Consistent with methods previously used [89], neuter and insurance status were defined by the final available EPR value. Sex and neuter status were combined into one variable. Veterinary group described five multi-clinic veterinary groups from where the clinical data were sourced. Adult bodyweight was defined as the mean of all bodyweight values (kg) recorded for each dog after reaching 18 months old and was categorised as: < 10.0, 10.0 to < 20.0, 20.0 to < 30.0, 30.0 to < 40.0, 40.0 to < 50.0, 50.0 to < 60.0 and ≥ 60.0 or uncategorised.

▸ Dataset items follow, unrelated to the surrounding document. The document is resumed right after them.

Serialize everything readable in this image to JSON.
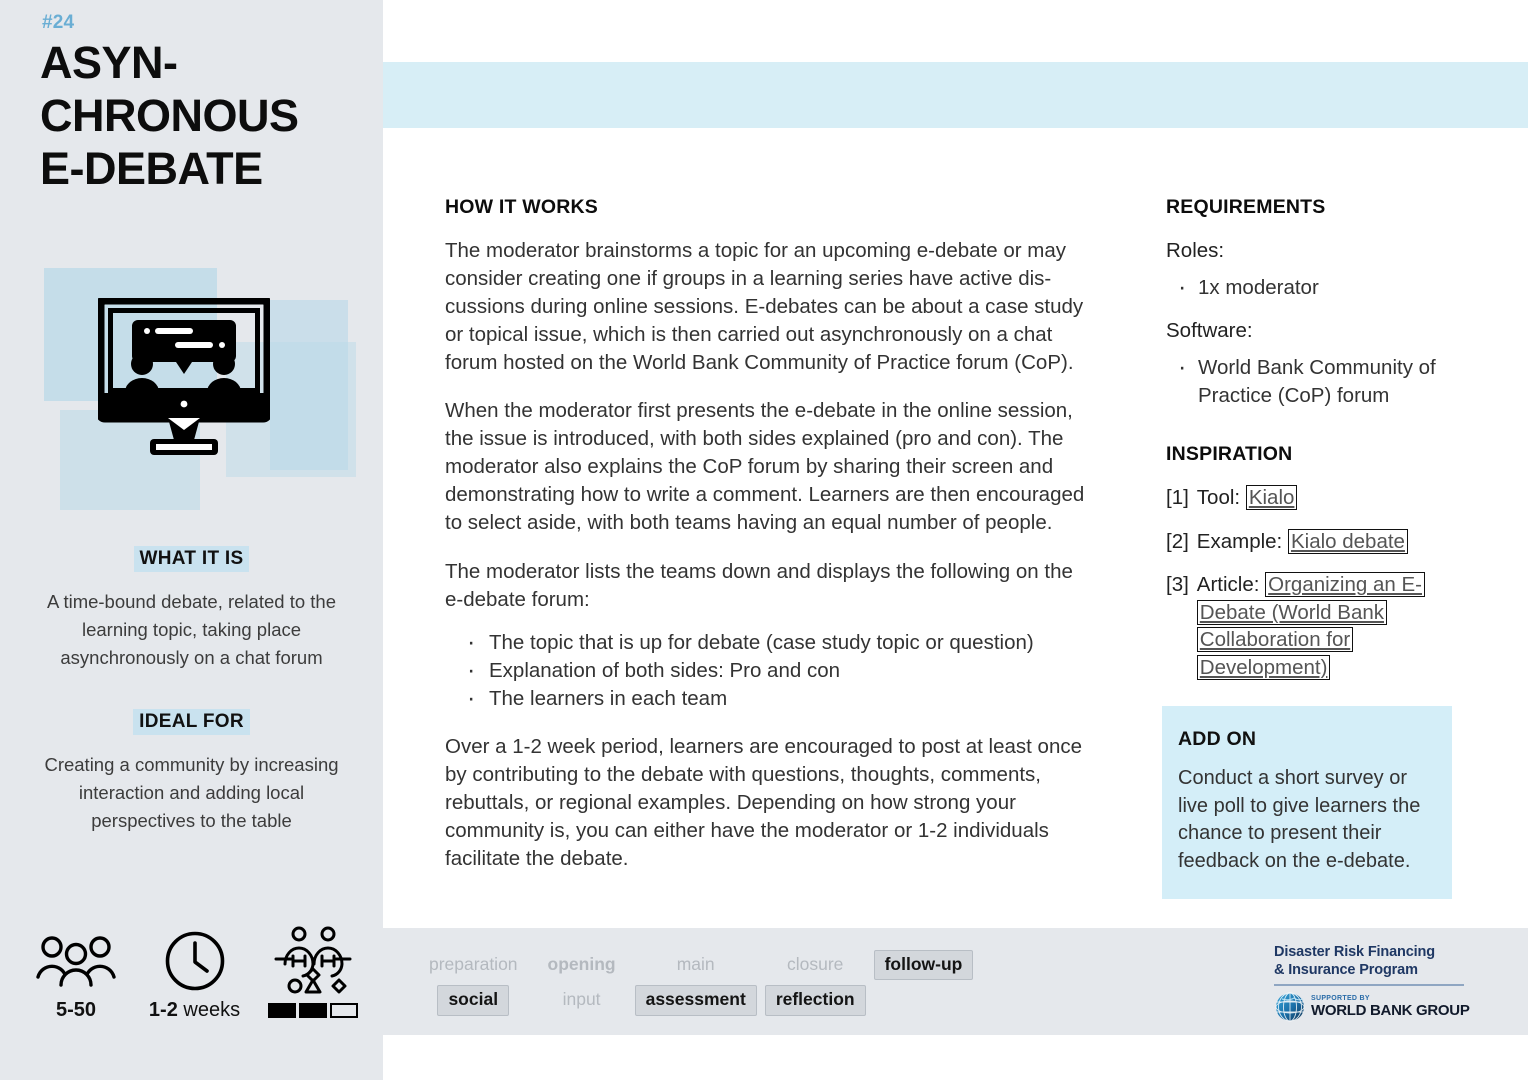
{
  "card": {
    "number": "#24",
    "title": "ASYN-\nCHRONOUS\nE-DEBATE",
    "icon_name": "monitor-chat-debate-icon"
  },
  "sidebar": {
    "what_it_is": {
      "heading": "WHAT IT IS",
      "body": "A time-bound debate, related to the learning topic, taking place asynchronously on a chat forum"
    },
    "ideal_for": {
      "heading": "IDEAL FOR",
      "body": "Creating a community by increasing interaction and adding local perspectives to the table"
    },
    "stats": [
      {
        "icon": "group-of-people-icon",
        "value_bold": "5-50",
        "value_light": ""
      },
      {
        "icon": "clock-icon",
        "value_bold": "1-2",
        "value_light": " weeks"
      },
      {
        "icon": "complexity-people-shapes-icon",
        "value_bold": "",
        "value_light": "",
        "level_filled": 2,
        "level_total": 3
      }
    ]
  },
  "how_it_works": {
    "heading": "HOW IT WORKS",
    "paragraphs": [
      "The moderator brainstorms a topic for an upcoming e-debate or may consider creating one if groups in a learning series have active dis-cussions during online sessions. E-debates can be about a case study or topical issue, which is then carried out asynchronously on a chat forum hosted on the World Bank Community of Practice forum (CoP).",
      "When the moderator first presents the e-debate in the online session, the issue is introduced, with both sides explained (pro and con). The moderator also explains the CoP forum by sharing their screen and demonstrating how to write a comment. Learners are then encouraged to select aside, with both teams having an equal number of people.",
      "The moderator lists the teams down and displays the following on the e-debate forum:"
    ],
    "bullets": [
      "The topic that is up for debate (case study topic or question)",
      "Explanation of both sides: Pro and con",
      "The learners in each team"
    ],
    "closing_paragraph": "Over a 1-2 week period, learners are encouraged to post at least once by contributing to the debate with questions, thoughts, comments, rebuttals, or regional examples. Depending on how strong your community is, you can either have the moderator or 1-2 individuals facilitate the debate."
  },
  "requirements": {
    "heading": "REQUIREMENTS",
    "roles_label": "Roles:",
    "roles": [
      "1x moderator"
    ],
    "software_label": "Software:",
    "software": [
      "World Bank Community of Practice (CoP) forum"
    ]
  },
  "inspiration": {
    "heading": "INSPIRATION",
    "items": [
      {
        "index": "[1]",
        "kind": "Tool:",
        "link": "Kialo"
      },
      {
        "index": "[2]",
        "kind": "Example:",
        "link": "Kialo debate"
      },
      {
        "index": "[3]",
        "kind": "Article:",
        "link": "Organizing an E-Debate (World Bank Collaboration for Development)"
      }
    ]
  },
  "add_on": {
    "heading": "ADD ON",
    "body": "Conduct a short survey or live poll to give learners the chance to present their feedback on the e-debate."
  },
  "footer": {
    "tag_columns": [
      {
        "top": {
          "label": "preparation",
          "active": false,
          "bold": false
        },
        "bottom": {
          "label": "social",
          "active": true
        }
      },
      {
        "top": {
          "label": "opening",
          "active": false,
          "bold": true
        },
        "bottom": {
          "label": "input",
          "active": false
        }
      },
      {
        "top": {
          "label": "main",
          "active": false,
          "bold": false
        },
        "bottom": {
          "label": "assessment",
          "active": true
        }
      },
      {
        "top": {
          "label": "closure",
          "active": false,
          "bold": false
        },
        "bottom": {
          "label": "reflection",
          "active": true
        }
      },
      {
        "top": {
          "label": "follow-up",
          "active": true
        },
        "bottom": {
          "label": "",
          "active": false
        }
      }
    ],
    "logo": {
      "program_line1": "Disaster Risk Financing",
      "program_line2": "& Insurance Program",
      "supported_by": "SUPPORTED BY",
      "organization": "WORLD BANK GROUP",
      "globe_icon": "world-bank-globe-icon"
    }
  },
  "colors": {
    "sidebar_bg": "#e5e8ec",
    "accent_blue": "#6aaed4",
    "band_blue": "#d7eef6",
    "highlight_blue": "#c9e2ef",
    "addon_blue": "#d4eef8",
    "tag_active_bg": "#d3d7dc",
    "tag_inactive_text": "#b4b9bf"
  }
}
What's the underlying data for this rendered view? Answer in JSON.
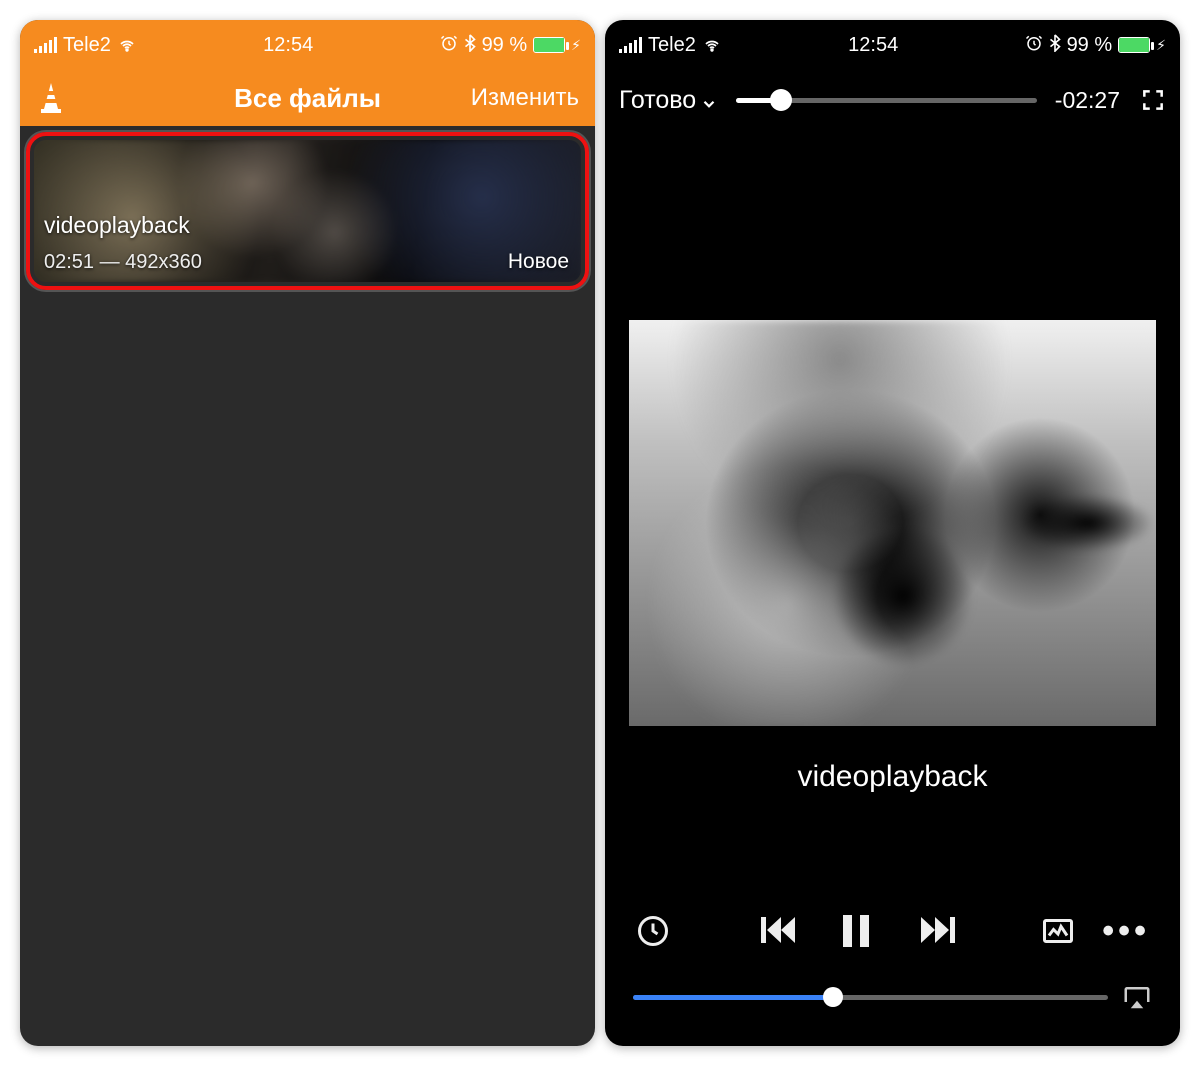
{
  "status": {
    "carrier": "Tele2",
    "time": "12:54",
    "battery_pct": "99 %",
    "battery_fill_pct": 99
  },
  "left": {
    "nav_title": "Все файлы",
    "nav_edit": "Изменить",
    "item": {
      "title": "videoplayback",
      "meta": "02:51 — 492x360",
      "badge": "Новое"
    }
  },
  "right": {
    "done": "Готово",
    "remaining": "-02:27",
    "seek_progress_pct": 15,
    "video_title": "videoplayback",
    "bottom_seek_pct": 42
  },
  "icons": {
    "cone": "vlc-cone-icon",
    "wifi": "wifi-icon",
    "bluetooth": "bluetooth-icon",
    "alarm": "alarm-icon",
    "bolt": "bolt-icon",
    "chevron_down": "chevron-down-icon",
    "expand": "expand-icon",
    "clock": "clock-icon",
    "prev": "skip-back-icon",
    "pause": "pause-icon",
    "next": "skip-forward-icon",
    "effects": "effects-icon",
    "more": "more-icon",
    "airplay": "airplay-icon"
  }
}
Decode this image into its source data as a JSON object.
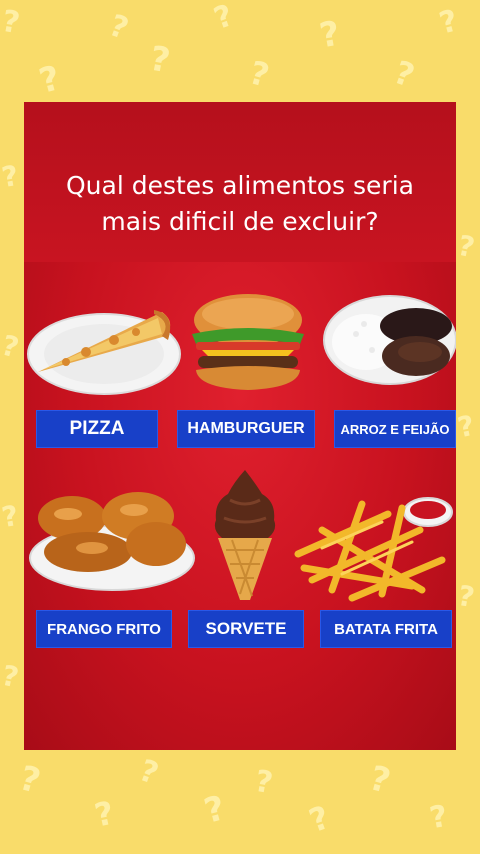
{
  "question": {
    "line1": "Qual destes alimentos seria",
    "line2": "mais dificil de excluir?"
  },
  "options": [
    {
      "label": "PIZZA",
      "icon": "pizza-icon"
    },
    {
      "label": "HAMBURGUER",
      "icon": "hamburger-icon"
    },
    {
      "label": "ARROZ E FEIJÃO",
      "icon": "rice-beans-icon"
    },
    {
      "label": "FRANGO FRITO",
      "icon": "fried-chicken-icon"
    },
    {
      "label": "SORVETE",
      "icon": "ice-cream-icon"
    },
    {
      "label": "BATATA FRITA",
      "icon": "french-fries-icon"
    }
  ],
  "colors": {
    "background": "#f9dc6a",
    "card": "#c8121f",
    "label": "#1840c8"
  }
}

Mean adult bodyweight was generated for all breed/sex combinations with adult bodyweight available for at least 100 dogs in the overall study population and used to categorise individual dogs as “at or above the breed/sex mean”, “below the breed/sex mean” and “unspecified”. Age (years) was defined based on the earliest date for diagnosis of osteosarcoma in the available clinical records for cases and on December 31, 2016 (the final date in 2016 that these dogs were not a case) for non-cases. Age was categorised as: ≤ 4.0, 4.0 to < 6.0, 6.0 to < 8.0, 8.0 to < 10.0, 10.0 to < 12.0, 12.0 to < 14.0, ≥ 14.0, uncategorised.

Following internal validity checking and data cleaning in Excel (Microsoft Office Excel 2013, Microsoft Corp.), analyses were conducted using Stata Version 16 (Stata Corporation). The one-year period prevalence with 95% confidence intervals (CI) described the probability of osteosarcoma at any point during 2016. The CI estimates were derived from standard errors, based on approximation to the binomial distribution [90]. Risk factor analysis used binary logistic regression modelling to evaluate univariable associations between risk factors (breed, chondrodystrophy, skull shape, haircoat, breed purity, Kennel Club recognised breed, Kennel Club breed group, adult bodyweight, bodyweight relative to breed-sex mean, age, sex-neuter, and insurance) and osteosarcoma during 2016. Because breed was a factor of primary interest for the study, variables that derived from the breed information and therefore were highly correlated with breed (adult bodyweight, chondrodystrophy, haircoat, skull shape, breed purity, Kennel Club recognised breed and Kennel Club breed group) were excluded from initial breed multivariable modelling. Instead, each of these variables individually replaced the breed variable in the main breed-focused model to evaluate their effects after taking account of the other variables. Adult bodyweight (a defining characteristic of individual breeds) replaced breed and bodyweight relative to breed/sex mean in the final breed-focused model. Risk factors with liberal associations in univariable modelling (P < 0.2) were taken forward for multivariable evaluation. Model development used manual backwards stepwise elimination. Pair-wise interaction effects were evaluated for the final model variables to evaluate for biologically meaningful interactions [91]. The area under the ROC curve and the Hosmer–Lemeshow test were used to evaluate the quality of the model fit and discrimination (non-random effect model) [91, 92]. Statistical significance was set at P < 0.05.